How do you make a smarter cop? In this model the cop can tell where the robber is but has to get there by walking along the graph. Strategies which try to constantly “retarget” are wasteful, so they propose a strategy wherein the cop periodically retargets to eventually meet the robber. I feel like there is a prediction/learning algorithm or idea embedded in here as well.

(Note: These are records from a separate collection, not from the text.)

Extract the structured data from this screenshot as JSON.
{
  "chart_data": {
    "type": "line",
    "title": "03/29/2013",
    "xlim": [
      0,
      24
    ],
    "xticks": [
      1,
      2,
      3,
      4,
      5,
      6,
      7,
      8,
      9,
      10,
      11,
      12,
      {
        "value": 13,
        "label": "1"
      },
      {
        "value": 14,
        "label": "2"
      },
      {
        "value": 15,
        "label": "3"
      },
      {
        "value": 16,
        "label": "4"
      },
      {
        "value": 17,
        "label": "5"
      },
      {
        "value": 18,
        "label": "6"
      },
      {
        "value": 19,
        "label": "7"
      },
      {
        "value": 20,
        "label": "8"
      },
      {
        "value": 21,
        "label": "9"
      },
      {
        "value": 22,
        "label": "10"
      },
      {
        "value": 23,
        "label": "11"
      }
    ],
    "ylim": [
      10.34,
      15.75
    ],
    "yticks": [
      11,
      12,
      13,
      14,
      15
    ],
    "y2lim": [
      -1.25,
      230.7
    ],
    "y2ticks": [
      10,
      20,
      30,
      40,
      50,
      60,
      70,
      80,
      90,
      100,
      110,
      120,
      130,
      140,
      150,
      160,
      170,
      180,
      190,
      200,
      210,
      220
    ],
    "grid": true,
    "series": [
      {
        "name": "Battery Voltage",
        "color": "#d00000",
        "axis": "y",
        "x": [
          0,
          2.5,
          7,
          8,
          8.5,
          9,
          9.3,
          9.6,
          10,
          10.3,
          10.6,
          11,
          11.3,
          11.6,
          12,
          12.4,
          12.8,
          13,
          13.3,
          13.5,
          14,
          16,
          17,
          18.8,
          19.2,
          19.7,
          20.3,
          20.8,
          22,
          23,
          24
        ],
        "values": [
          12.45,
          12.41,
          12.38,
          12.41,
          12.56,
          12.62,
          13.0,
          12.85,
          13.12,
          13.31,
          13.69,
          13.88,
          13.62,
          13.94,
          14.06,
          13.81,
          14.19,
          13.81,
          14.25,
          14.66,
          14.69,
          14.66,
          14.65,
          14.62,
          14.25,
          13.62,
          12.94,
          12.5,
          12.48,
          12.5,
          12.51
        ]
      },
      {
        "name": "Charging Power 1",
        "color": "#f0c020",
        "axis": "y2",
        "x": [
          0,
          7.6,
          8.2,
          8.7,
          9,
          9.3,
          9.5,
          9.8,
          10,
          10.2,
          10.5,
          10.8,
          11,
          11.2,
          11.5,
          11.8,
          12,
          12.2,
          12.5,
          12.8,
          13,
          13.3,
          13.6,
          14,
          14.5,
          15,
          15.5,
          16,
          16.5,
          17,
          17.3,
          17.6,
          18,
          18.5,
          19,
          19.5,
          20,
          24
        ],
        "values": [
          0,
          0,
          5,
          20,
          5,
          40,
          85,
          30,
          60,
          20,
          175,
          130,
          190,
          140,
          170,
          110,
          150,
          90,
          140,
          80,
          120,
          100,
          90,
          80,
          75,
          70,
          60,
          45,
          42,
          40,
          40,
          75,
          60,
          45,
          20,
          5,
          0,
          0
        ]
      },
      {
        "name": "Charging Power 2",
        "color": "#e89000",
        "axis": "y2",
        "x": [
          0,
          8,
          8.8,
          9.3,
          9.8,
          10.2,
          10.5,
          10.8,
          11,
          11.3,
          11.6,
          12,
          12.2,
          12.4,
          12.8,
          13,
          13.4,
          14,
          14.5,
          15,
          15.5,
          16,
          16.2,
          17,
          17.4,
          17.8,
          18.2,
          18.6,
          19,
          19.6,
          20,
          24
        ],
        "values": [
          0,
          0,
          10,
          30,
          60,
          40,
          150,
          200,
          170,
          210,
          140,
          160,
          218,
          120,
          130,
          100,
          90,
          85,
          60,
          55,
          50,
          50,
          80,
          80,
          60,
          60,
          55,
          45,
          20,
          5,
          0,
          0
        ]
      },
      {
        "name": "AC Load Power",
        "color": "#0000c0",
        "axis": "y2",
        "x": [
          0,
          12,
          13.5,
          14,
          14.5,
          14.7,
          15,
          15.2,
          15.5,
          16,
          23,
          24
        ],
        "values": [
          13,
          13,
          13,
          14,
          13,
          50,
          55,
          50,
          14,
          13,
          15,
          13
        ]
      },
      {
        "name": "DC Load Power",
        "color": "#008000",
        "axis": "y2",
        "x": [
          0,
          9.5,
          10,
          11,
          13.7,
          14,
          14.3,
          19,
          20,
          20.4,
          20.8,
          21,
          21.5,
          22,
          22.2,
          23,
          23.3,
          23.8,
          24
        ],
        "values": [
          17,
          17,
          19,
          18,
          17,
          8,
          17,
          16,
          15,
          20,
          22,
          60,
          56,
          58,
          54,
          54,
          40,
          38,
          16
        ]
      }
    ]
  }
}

• Normalized online learning by Stephane Ross, Paul Mineiro, John Langford. Normalization and data pre-processing is the source of many errors and frustrations in machine learning practice. When features are not normalized with respect to each other, procedures like gradient descent can behave poorly. This paper looks at dealing with data normalization in the algorithm itself, making it “unit free” in a sense. It’s the same kind of weights-update rule that we see in online learning but with a few lines changed. They do an adversarial analysis of the algorithm where the adversary gets to scale the features before the learning algorithm gets the data point. In particular, the adversary gets to choose the covariance of the data.
• On the Optimality of Treating Interference as Noise, by Chunhua Geng, Navid Naderializadeh, A. Salman Avestimehr, and Syed A. Jafar. Suppose I have a $K$-user interference channel with gains $\alpha_{ij}$ between transmitter $i$ and receiver $j$. Then if
$\alpha_{ii} \ge \max_{j \ne i} \alpha_{ij} + \max_{k \ne i} \alpha_{ki}$
then treating interference as noise is optimal in terms of generalized degrees of freedom. I don’t really work on this kind of thing, but it’s so appealing from a sense of symmetry.
• Online Learning under Delayed Feedback, byPooria Joulani, András György, Csaba Szepesvári. This paper is on forecasting algorithms which receive the feedback (e.g. the error) with a delay. Since I’ve been interested in communication with delayed feedback, this seems like a natural learning analogue. They provide ways of modifying existing algorithms to work with delayed feedback — one such method is to run a bunch of predictors in parallel and update them as the feedback is returned. They also propose methods which use partial monitoring and an approach to UCB for bandit problems in the delayed feedback setting.